Namlea, Maluku— Ketua Koperasi Waetemun Mandiri, Jafar Nurlatu, menegaskan pentingnya mediasi antara pemilik lahan dan koperasi sebelum dilaksanakan pembersihan kawasan Gunung Botak, menyusul surat dari Gubernur Maluku yang menginstruksikan penataan ulang kawasan tersebut.
Hal ini disampaikan Jafar menjelang rapat bersama Forkopimda dan para pihak terkait yang dijadwalkan besok, yang turut mengundang Bupati Buru dan Gubernur Maluku. Menurutnya, keterlibatan langsung pemilik lahan dalam proses dialog sangat penting untuk menghindari konflik berkepanjangan.

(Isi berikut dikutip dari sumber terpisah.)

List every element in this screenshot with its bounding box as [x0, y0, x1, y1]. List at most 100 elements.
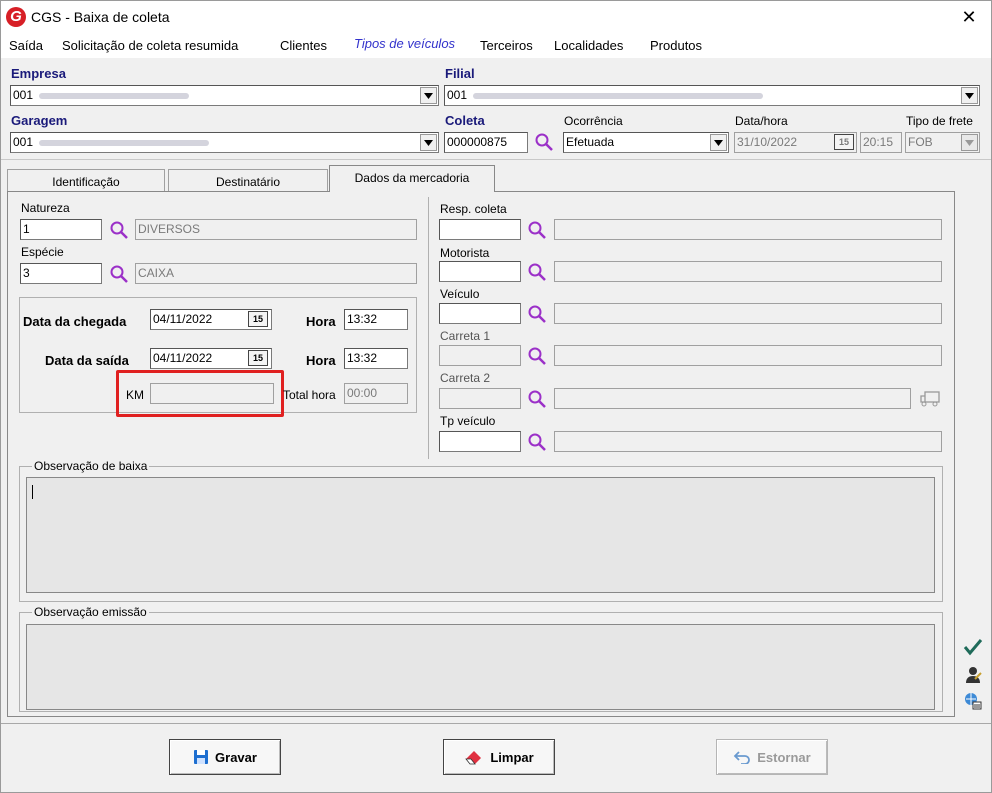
calendar-icon: 15: [834, 134, 854, 150]
empresa-label: Empresa: [11, 66, 66, 81]
motorista-label: Motorista: [440, 246, 490, 260]
calendar-icon[interactable]: 15: [248, 350, 268, 366]
filial-select[interactable]: 001: [444, 85, 980, 106]
saida-date-input[interactable]: 04/11/2022 15: [150, 348, 272, 369]
title-bar: G CGS - Baixa de coleta ✕: [1, 1, 991, 34]
obs-emissao-title: Observação emissão: [32, 605, 149, 619]
ocorrencia-select[interactable]: Efetuada: [563, 132, 729, 153]
saida-label: Data da saída: [45, 353, 129, 368]
tab-identificacao[interactable]: Identificação: [7, 169, 165, 193]
carreta2-label: Carreta 2: [440, 371, 491, 385]
resp-coleta-label: Resp. coleta: [440, 202, 507, 216]
globe-report-icon[interactable]: [963, 691, 983, 711]
check-icon[interactable]: [963, 638, 983, 656]
dropdown-arrow-icon[interactable]: [710, 134, 727, 151]
close-button[interactable]: ✕: [954, 5, 984, 29]
total-hora-label: Total hora: [283, 388, 336, 402]
truck-icon[interactable]: [919, 390, 941, 408]
total-hora-input: 00:00: [344, 383, 408, 404]
redacted-text: [39, 139, 210, 146]
divider: [1, 723, 991, 724]
motorista-input[interactable]: [439, 261, 521, 282]
natureza-desc: DIVERSOS: [135, 219, 417, 240]
especie-desc: CAIXA: [135, 263, 417, 284]
divider: [1, 159, 991, 160]
resp-coleta-desc: [554, 219, 942, 240]
chegada-date: 04/11/2022: [153, 312, 213, 326]
garagem-code: 001: [13, 135, 34, 149]
search-coleta-icon[interactable]: [534, 132, 554, 152]
carreta2-desc: [554, 388, 911, 409]
carreta1-label: Carreta 1: [440, 329, 491, 343]
saida-hora-label: Hora: [306, 353, 336, 368]
search-veiculo-icon[interactable]: [527, 304, 547, 324]
tp-veiculo-input[interactable]: [439, 431, 521, 452]
tipo-frete-label: Tipo de frete: [906, 114, 973, 128]
save-icon: [194, 750, 209, 764]
gravar-button[interactable]: Gravar: [169, 739, 281, 775]
datahora-date: 31/10/2022: [737, 135, 798, 149]
filial-code: 001: [447, 88, 468, 102]
search-natureza-icon[interactable]: [109, 220, 129, 240]
resp-coleta-input[interactable]: [439, 219, 521, 240]
search-carreta1-icon[interactable]: [527, 346, 547, 366]
tab-dados-mercadoria[interactable]: Dados da mercadoria: [329, 165, 495, 192]
empresa-code: 001: [13, 88, 34, 102]
menu-saida[interactable]: Saída: [9, 38, 43, 53]
natureza-code-input[interactable]: 1: [20, 219, 102, 240]
dropdown-arrow-icon[interactable]: [420, 134, 437, 151]
saida-hora-input[interactable]: 13:32: [344, 348, 408, 369]
coleta-label: Coleta: [445, 113, 485, 128]
tp-veiculo-desc: [554, 431, 942, 452]
obs-baixa-textarea[interactable]: [26, 477, 935, 593]
especie-code-input[interactable]: 3: [20, 263, 102, 284]
menu-solicitacao[interactable]: Solicitação de coleta resumida: [62, 38, 238, 53]
tipo-frete-value: FOB: [908, 135, 933, 149]
datahora-date-input: 31/10/2022 15: [734, 132, 857, 153]
highlight-box: [116, 370, 284, 417]
menu-localidades[interactable]: Localidades: [554, 38, 623, 53]
chegada-hora-input[interactable]: 13:32: [344, 309, 408, 330]
calendar-icon[interactable]: 15: [248, 311, 268, 327]
menu-tipos-veiculos[interactable]: Tipos de veículos: [354, 36, 455, 51]
search-especie-icon[interactable]: [109, 264, 129, 284]
obs-emissao-textarea[interactable]: [26, 624, 935, 710]
gravar-label: Gravar: [215, 749, 257, 765]
veiculo-input[interactable]: [439, 303, 521, 324]
saida-date: 04/11/2022: [153, 351, 213, 365]
user-edit-icon[interactable]: [963, 665, 983, 685]
coleta-input[interactable]: 000000875: [444, 132, 528, 153]
empresa-select[interactable]: 001: [10, 85, 439, 106]
search-carreta2-icon[interactable]: [527, 389, 547, 409]
limpar-button[interactable]: Limpar: [443, 739, 555, 775]
search-tp-veiculo-icon[interactable]: [527, 432, 547, 452]
search-motorista-icon[interactable]: [527, 262, 547, 282]
carreta1-desc: [554, 345, 942, 366]
veiculo-desc: [554, 303, 942, 324]
estornar-label: Estornar: [757, 749, 811, 765]
menu-clientes[interactable]: Clientes: [280, 38, 327, 53]
limpar-label: Limpar: [490, 749, 534, 765]
estornar-button[interactable]: Estornar: [716, 739, 828, 775]
window-title: CGS - Baixa de coleta: [31, 9, 170, 25]
app-window: G CGS - Baixa de coleta ✕ Saída Solicita…: [0, 0, 992, 793]
ocorrencia-label: Ocorrência: [564, 114, 623, 128]
tab-destinatario[interactable]: Destinatário: [168, 169, 328, 193]
obs-baixa-title: Observação de baixa: [32, 459, 150, 473]
motorista-desc: [554, 261, 942, 282]
chegada-date-input[interactable]: 04/11/2022 15: [150, 309, 272, 330]
tp-veiculo-label: Tp veículo: [440, 414, 496, 428]
carreta2-input: [439, 388, 521, 409]
dropdown-arrow-icon[interactable]: [961, 87, 978, 104]
datahora-label: Data/hora: [735, 114, 788, 128]
chegada-label: Data da chegada: [23, 314, 127, 329]
garagem-select[interactable]: 001: [10, 132, 439, 153]
dropdown-arrow-icon[interactable]: [420, 87, 437, 104]
undo-icon: [733, 751, 751, 764]
eraser-icon: [465, 751, 482, 765]
search-resp-coleta-icon[interactable]: [527, 220, 547, 240]
chegada-hora-label: Hora: [306, 314, 336, 329]
menu-produtos[interactable]: Produtos: [650, 38, 702, 53]
text-cursor: [32, 485, 33, 499]
menu-terceiros[interactable]: Terceiros: [480, 38, 533, 53]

“Satu atensi saja yang kami minta, kami ingin duduk bersama antara pemilik lahan dan koperasi. Kita bicarakan langkah-langkah berikutnya secara terbuka,” tegas Jafar.
Lebih lanjut, ia menekankan bahwa jika Pemerintah Provinsi Maluku tidak membuka ruang mediasi, maka sebaiknya kewenangan penanganan Gunung Botak diserahkan sepenuhnya kepada Bupati Buru.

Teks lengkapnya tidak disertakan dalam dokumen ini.